LELAND, Mich. (AP) — As the drought contributes to a continued drop in the
level of Lake Michigan, residents, fishing operators and others who use the
harbors and docks in the northwestern Lower Peninsula are facing hazards and
hassles.
The lake’s water levels are down 11 inches from 2011, and record low levels
could be ahead if the drought persists.
Those affected by the dropping water levels include lakefront property
owners on Grand Traverse Bay, as well as commercial fishing operators such
as Joel Peterson, who fishes out of Leland and Muskegon. Leland Harbor’s
south breakwall is deteriorating, and boaters must avoid hitting bottom on
the Leland River, said Peterson.
“It means we can’t carry as much on the boat anymore,” Petersen told the
Traverse City Record-Eagle. “We often carry four nets, and when they are
wet, they are heavy. Now we can only carry two, so it takes us twice as long
and costs more money.”
The drought has caused problems for farmers as well, leading to a federal
disaster declaration for the entire state. The same weather patterns are
affecting the Great Lakes’ levels, officials say.

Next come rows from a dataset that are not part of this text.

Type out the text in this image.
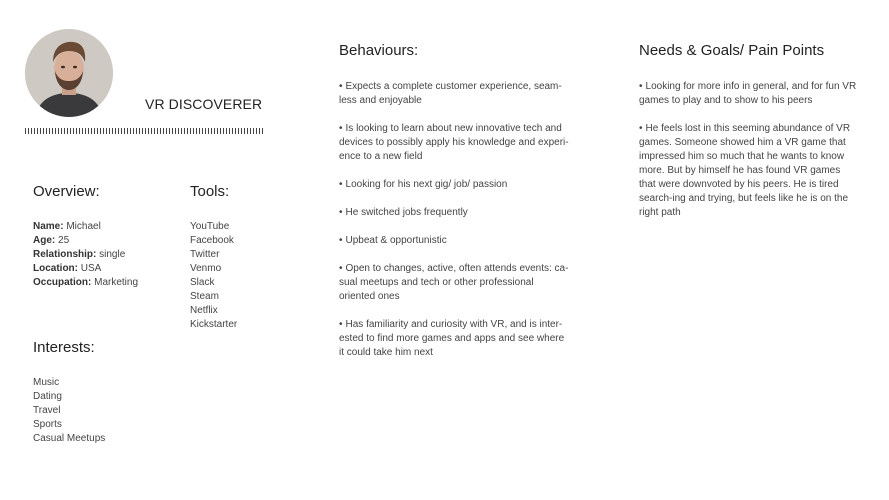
VR DISCOVERER
Overview:
Name: Michael
Age: 25
Relationship: single
Location: USA
Occupation: Marketing
Tools:
YouTube
Facebook
Twitter
Venmo
Slack
Steam
Netflix
Kickstarter
Interests:
Music
Dating
Travel
Sports
Casual Meetups
Behaviours:
• Expects a complete customer experience, seam-less and enjoyable
• Is looking to learn about new innovative tech and devices to possibly apply his knowledge and experi-ence to a new field
• Looking for his next gig/ job/ passion
• He switched jobs frequently
• Upbeat & opportunistic
• Open to changes, active, often attends events: ca-sual meetups and tech or other professional oriented ones
• Has familiarity and curiosity with VR, and is inter-ested to find more games and apps and see where it could take him next
Needs & Goals/ Pain Points
• Looking for more info in general, and for fun VR games to play and to show to his peers
• He feels lost in this seeming abundance of VR games. Someone showed him a VR game that impressed him so much that he wants to know more. But by himself he has found VR games that were downvoted by his peers. He is tired search-ing and trying, but feels like he is on the right path
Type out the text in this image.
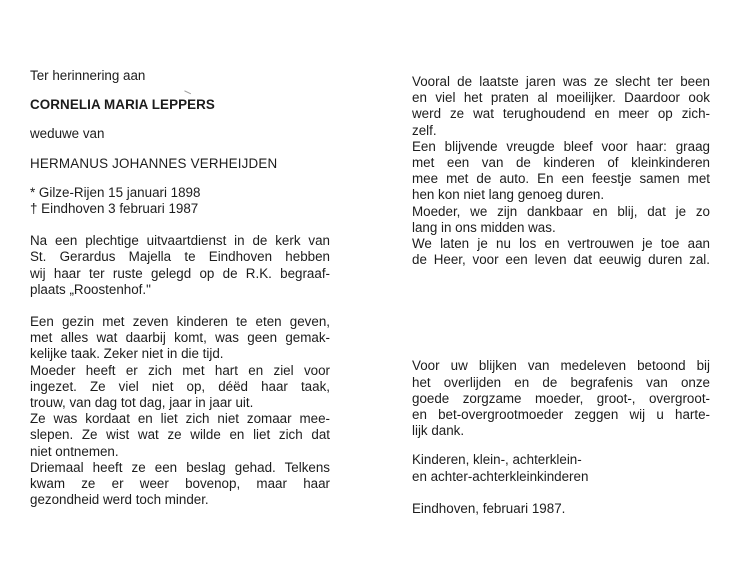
Ter herinnering aan
CORNELIA MARIA LEPPERS
weduwe van
HERMANUS JOHANNES VERHEIJDEN
* Gilze-Rijen 15 januari 1898
† Eindhoven 3 februari 1987
Na een plechtige uitvaartdienst in de kerk van
St. Gerardus Majella te Eindhoven hebben
wij haar ter ruste gelegd op de R.K. begraaf-
plaats „Roostenhof."
Een gezin met zeven kinderen te eten geven,
met alles wat daarbij komt, was geen gemak-
kelijke taak. Zeker niet in die tijd.
Moeder heeft er zich met hart en ziel voor
ingezet. Ze viel niet op, déëd haar taak,
trouw, van dag tot dag, jaar in jaar uit.
Ze was kordaat en liet zich niet zomaar mee-
slepen. Ze wist wat ze wilde en liet zich dat
niet ontnemen.
Driemaal heeft ze een beslag gehad. Telkens
kwam ze er weer bovenop, maar haar
gezondheid werd toch minder.
Vooral de laatste jaren was ze slecht ter been
en viel het praten al moeilijker. Daardoor ook
werd ze wat terughoudend en meer op zich-
zelf.
Een blijvende vreugde bleef voor haar: graag
met een van de kinderen of kleinkinderen
mee met de auto. En een feestje samen met
hen kon niet lang genoeg duren.
Moeder, we zijn dankbaar en blij, dat je zo
lang in ons midden was.
We laten je nu los en vertrouwen je toe aan
de Heer, voor een leven dat eeuwig duren zal.
Voor uw blijken van medeleven betoond bij
het overlijden en de begrafenis van onze
goede zorgzame moeder, groot-, overgroot-
en bet-overgrootmoeder zeggen wij u harte-
lijk dank.
Kinderen, klein-, achterklein-
en achter-achterkleinkinderen
Eindhoven, februari 1987.
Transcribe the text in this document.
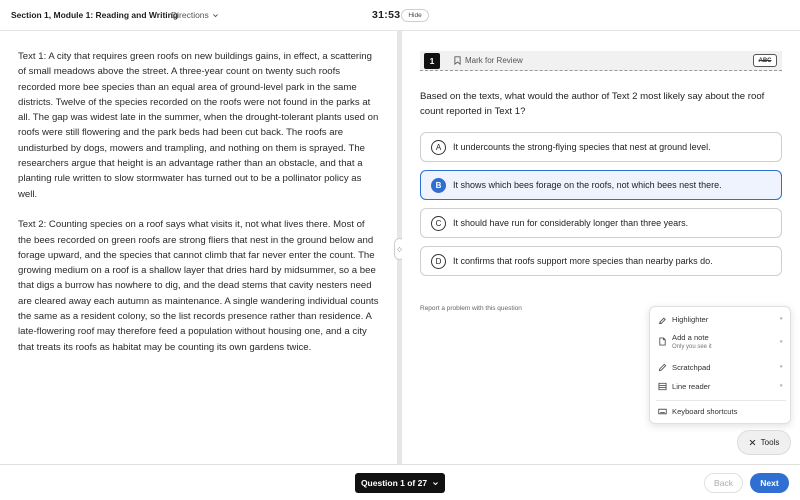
Section 1, Module 1: Reading and Writing
Directions	31:53	Hide

Text 1: A city that requires green roofs on new buildings gains, in effect, a scattering of small meadows above the street. A three-year count on twenty such roofs recorded more bee species than an equal area of ground-level park in the same districts. Twelve of the species recorded on the roofs were not found in the parks at all. The gap was widest late in the summer, when the drought-tolerant plants used on roofs were still flowering and the park beds had been cut back. The roofs are undisturbed by dogs, mowers and trampling, and nothing on them is sprayed. The researchers argue that height is an advantage rather than an obstacle, and that a planting rule written to slow stormwater has turned out to be a pollinator policy as well.

Text 2: Counting species on a roof says what visits it, not what lives there. Most of the bees recorded on green roofs are strong fliers that nest in the ground below and forage upward, and the species that cannot climb that far never enter the count. The growing medium on a roof is a shallow layer that dries hard by midsummer, so a bee that digs a burrow has nowhere to dig, and the dead stems that cavity nesters need are cleared away each autumn as maintenance. A single wandering individual counts the same as a resident colony, so the list records presence rather than residence. A late-flowering roof may therefore feed a population without housing one, and a city that treats its roofs as habitat may be counting its own gardens twice.

◇
1	Mark for Review	ABC
Based on the texts, what would the author of Text 2 most likely say about the roof count reported in Text 1?
A	It undercounts the strong-flying species that nest at ground level.
B	It shows which bees forage on the roofs, not which bees nest there.
C	It should have run for considerably longer than three years.
D	It confirms that roofs support more species than nearby parks do.
Report a problem with this question
Highlighter	●
Add a note
Only you see it
●
Scratchpad	●
Line reader	●
Keyboard shortcuts
Tools
Question 1 of 27	Back	Next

“Typically water levels drop in the fall and winter and go up in the spring,
but we didn’t see much of a rise this spring,” said Craig Stow, a researcher
at the National Oceanic Atmospheric Administration’s Great Lakes
Environmental Research Lab in Ann Arbor. “It’s always a balance between
evaporation and precipitation, and when the water is warm, you get a lot of
evaporation.”
Lake Michigan now is 23 inches below the long-term average, said Mark
Breederland, an extension educator for the Michigan Sea Grant. And lakes
Michigan and Huron are in the midst of a decade-long stretch of
below-average water levels, said hydrologist Keith Kompoltowicz at the U.S.
Army Corps of Engineers’ Detroit District.
The corps has forecasted water-level ranges for Lake Michigan that may
possibly break the record low, set in 1964.
“The Great Lakes are dynamic, living ecosystems that change from one day to
the next,” said Jennifer McKay, a policy specialist at the Tip of the Mitt
Watershed Council in Petoskey. She said that low water levels in Lake
Michigan “have been a concern for many years to many different entities.”